Man Who Pleaded Guilty To Slitting Pit Bull’s Throat And Posting Video Online Gets Off Without Jail Time [Opinion]

The Arkansas man who killed a pit bull and broadcast the act on Snapchat has been issued probation.

A closeup of a bull terrier
Drew Angerer / Getty Images

The Arkansas man who killed a pit bull and broadcast the act on Snapchat has been issued probation.

The act could be described as heinous, referring to two men from Arkansas, Steven Sadler and Boots Stanley, who worked together to create one of the most disturbing Snapchat videos in recent memory. Stanley watched and filmed as Sadler proceeded to slit his pit bull’s throat after the defenseless animal struggled to keep its balance atop a horse Stanley was riding.

Unfortunately, the video is still circulating online, via YouTube, though viewing it is not recommended. Within the short clip, Stanley laughs and Sadler murders the pit bull in cold blood. The act took several tries, reports a journalist from KETV. Initially, the duo was charged with one count each of aggravated animal cruelty, which seemed to fit the bill of their highly detested actions. Maximum sentencing for such a crime, were they convicted, would have carried a 10 year prison sentencing accompanied with a $25,000 fine. District Attorney Steve Tew expressed his opinion on the nature of the crime, insinuating his wish to see Sadler and Stanley see justice in an email.
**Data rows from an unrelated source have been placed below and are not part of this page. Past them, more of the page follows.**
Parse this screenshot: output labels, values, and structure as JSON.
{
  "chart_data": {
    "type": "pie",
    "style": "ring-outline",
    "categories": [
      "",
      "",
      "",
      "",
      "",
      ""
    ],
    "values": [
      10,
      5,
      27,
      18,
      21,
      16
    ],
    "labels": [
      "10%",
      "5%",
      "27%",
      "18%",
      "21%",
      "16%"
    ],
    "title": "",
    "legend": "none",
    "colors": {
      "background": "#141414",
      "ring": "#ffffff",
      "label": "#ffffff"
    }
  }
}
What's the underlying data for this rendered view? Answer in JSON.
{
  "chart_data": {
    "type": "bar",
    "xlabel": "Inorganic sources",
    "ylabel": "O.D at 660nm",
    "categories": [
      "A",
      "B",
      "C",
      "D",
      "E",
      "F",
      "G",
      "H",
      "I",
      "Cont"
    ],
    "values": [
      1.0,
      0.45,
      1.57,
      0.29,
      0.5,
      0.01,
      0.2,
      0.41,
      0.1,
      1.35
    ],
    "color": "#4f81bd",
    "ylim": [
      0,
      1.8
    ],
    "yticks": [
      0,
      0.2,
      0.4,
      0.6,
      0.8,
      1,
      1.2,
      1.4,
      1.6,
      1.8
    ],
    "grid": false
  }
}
“Given the inhumane and vicious nature of this crime, the District Attorney’s office requested that the judge impose a severe sentence commensurate with the crime. However, the District Attorney acknowledges that the Court has sole discretion in sentencing.”

Judge Carl Sharp proceeded over the recent hearing, allotting the offenders a considerably lighter punishment, which included probation, a fine, and community service, replacing a suspended three year prison sentence. Animal abuse such as this case is often perceived by animal rights advocates as deeply immoral, and despite these men pleading guilty, their punishment seems light in the hearts of many who have followed the men’s sadistic actions. Sadler is an avid hunter, who was not expected by officials to plead guilty since federal law prohibits felons from owning a gun.

On any given day, animals suffer abuse at the hands of their owners. Many are abandoned altogether, left to fend for themselves, which does not always end well. Some are used for dog fighting. Pit bulls especially are stigmatized and subject to cruel treatment, being unjustly reported to be dangerous animals, even though most would argue that this is a misrepresentation of a breed described by a study reported in The Atlantic, as less aggressive than chihuahuas. Chihuahuas face no such stigma, especially on a legislative level.

Staving pit bull being held by officer
Animal Control Sgt. Dylan Gates holds an emaciated pit bull, one of dozens of dead or starving pit bulls found at an abandoned home in the La Sierra, Calif., community of Riverside County. John S. Welsh/Riverside County Department of Animal Services / AP Images

Besides the three years probation, Stanley and Sadler have been handed a $5,000 fine and 480 hours of community service, says Lewis Unglesby, one of the attorneys representing Stanley. However, if the men simply donate the money toward their fine to Morehouse Parish Humane Society, their community service hours will shaved be in half.

Let it also be noted that Judge Sharp ruled these two men are only barred from owning an animal for a single year.

Advocates against animal cruelty later named the victimized pit bull Justice, states In Defense of Animals. Justice never resisted, likely because dogs generally obey their masters, regardless of circumstances and their own well-being. Prior to pleading guilty, Sadler and Stanley used a preposterous defense. The two and their attorneys cited Bastrop, Louisiana’s “dangerous dog ordinance,” claiming to be well within their rights to kill Justice since the dog was at large and without a muzzle.